Они спорили почти каждый день и почти по каждому поводу. Споры эти рождались не от несогласий, а от желания задать вопрос и получить ответ, а потому не разводили их, а сближали. Споры носили, как правило, характер абстрактный, теоретический, и Анисья участия в них не принимала. Она в последнее время вообще уж и не спорила: будучи яростной спорщицей по натуре, вечная каторжанка вдруг отмякла, заудивлялась душе своей, заулыбалась новому своему состоянию и позабыла и о спорах, и о дерзостях, и о шуме, став тихой, ласковой и теплой и сохранив от старого только тягу к рюмочке.

— Гляди, Васенька, гуси домой летят.

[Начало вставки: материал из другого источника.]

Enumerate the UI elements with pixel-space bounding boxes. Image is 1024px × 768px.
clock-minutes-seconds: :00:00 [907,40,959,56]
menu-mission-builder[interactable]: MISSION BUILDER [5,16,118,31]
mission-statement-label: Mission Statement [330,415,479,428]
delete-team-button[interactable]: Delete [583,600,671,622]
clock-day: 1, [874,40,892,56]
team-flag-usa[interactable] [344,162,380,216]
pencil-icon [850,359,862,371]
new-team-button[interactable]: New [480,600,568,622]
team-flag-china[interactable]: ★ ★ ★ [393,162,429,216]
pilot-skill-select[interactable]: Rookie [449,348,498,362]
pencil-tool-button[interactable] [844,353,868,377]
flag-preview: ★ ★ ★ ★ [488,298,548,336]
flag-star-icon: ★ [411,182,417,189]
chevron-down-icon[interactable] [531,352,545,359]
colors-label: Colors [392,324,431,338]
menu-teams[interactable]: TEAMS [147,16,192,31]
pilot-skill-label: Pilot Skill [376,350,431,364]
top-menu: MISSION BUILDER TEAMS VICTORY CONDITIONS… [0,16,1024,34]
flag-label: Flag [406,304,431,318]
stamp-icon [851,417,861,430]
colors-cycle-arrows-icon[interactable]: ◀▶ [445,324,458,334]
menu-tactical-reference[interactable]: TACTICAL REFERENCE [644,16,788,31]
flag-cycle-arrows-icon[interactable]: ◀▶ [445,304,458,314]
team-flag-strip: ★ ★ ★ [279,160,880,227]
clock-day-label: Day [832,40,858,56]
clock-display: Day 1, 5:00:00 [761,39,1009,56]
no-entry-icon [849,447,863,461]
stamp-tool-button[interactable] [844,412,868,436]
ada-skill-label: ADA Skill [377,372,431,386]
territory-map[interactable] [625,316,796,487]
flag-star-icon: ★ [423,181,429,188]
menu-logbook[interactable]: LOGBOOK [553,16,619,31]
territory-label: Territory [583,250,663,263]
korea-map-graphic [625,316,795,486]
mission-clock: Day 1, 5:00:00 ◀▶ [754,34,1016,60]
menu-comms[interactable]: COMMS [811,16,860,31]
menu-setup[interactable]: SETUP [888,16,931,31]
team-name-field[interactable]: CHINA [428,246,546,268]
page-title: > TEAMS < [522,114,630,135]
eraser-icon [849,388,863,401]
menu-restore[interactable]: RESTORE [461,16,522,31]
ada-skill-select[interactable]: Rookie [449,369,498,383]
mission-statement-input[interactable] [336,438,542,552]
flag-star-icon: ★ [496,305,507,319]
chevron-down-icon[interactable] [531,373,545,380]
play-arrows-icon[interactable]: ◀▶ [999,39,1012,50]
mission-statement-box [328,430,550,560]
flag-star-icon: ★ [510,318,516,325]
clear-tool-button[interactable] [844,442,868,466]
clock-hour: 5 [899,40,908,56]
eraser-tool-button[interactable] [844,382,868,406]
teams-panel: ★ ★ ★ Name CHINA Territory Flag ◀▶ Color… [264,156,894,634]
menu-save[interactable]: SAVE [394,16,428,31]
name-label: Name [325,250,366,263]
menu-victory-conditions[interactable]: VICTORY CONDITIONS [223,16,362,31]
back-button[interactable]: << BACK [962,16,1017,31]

Вот сколько разов гляжу вслед, столько и думаю: а увижу ли, когда возвратятся они? Или уж и сама улечу, откуда не прилетают?

Она никогда не ждала от него ответов: немыслимую радость доставляла ей сама возможность задавать вопросы не по необходимости, а просто так, от ощущения полноты жизни.

— Гляди-ка, небо-то какое синее! А почему это оно синее, Васенька? Воздух весь насквозь виден, и цвета в нем никакого, хоть назад, хоть вперед гляди. А как на небо — так синь и видишь. Откуда ж синь эта, Васенька?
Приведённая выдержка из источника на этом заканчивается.